Umeshappa, Channakeshava Sokke, Singh, Karam Pal, Nanjundappa, Roopa Hebbandi, Pandey, Awadh Bihari
Veterinary microbiology 2010 v.144 no.3-4 pp. 310-318
sheep, Bluetongue virus, bluetongue, sheep diseases, immunosuppression (physiological), signs and symptoms (animals and humans), apoptosis, pathogenesis, disease course, spleen, monocytes, DNA damage, caspase-3, interferons, Pasteurella, animal pathogenic bacteria, pneumonia, bacterial pneumonia
The role of apoptosis in pathogenesis of bluetongue (BT) has been suggested from various in vitro studies. However, to date, no clear data are available regarding BTV-induced apoptosis and its consequences in natural host, sheep.

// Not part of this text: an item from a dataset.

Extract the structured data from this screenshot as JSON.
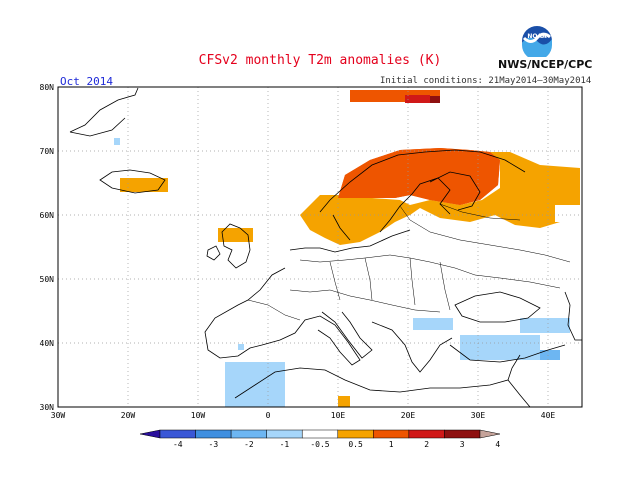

In the present study, bluetongue virus (BTV)-induced apoptosis was studied in sheep blood and splenic mononuclear cells by analyzing annexin⁺-propidium iodide⁻ early apoptotic cells, DNA ladder pattern, and caspase-3 gene expression. The onset of apoptosis and lymphocyte depletion in viraemic phase and IFN-α response indicated the involvement of BTV and IFN-α in the pathogenesis of BT. The development of Pasteurella pneumonia in 4 of 7 infected sheep during the experiment pointed to possible BTV-induced immuno-suppression and predisposition to secondary microbial infections. These results have significant implications not only in understanding immuno-pathological consequences but also in studying interactions of BTV with host cells.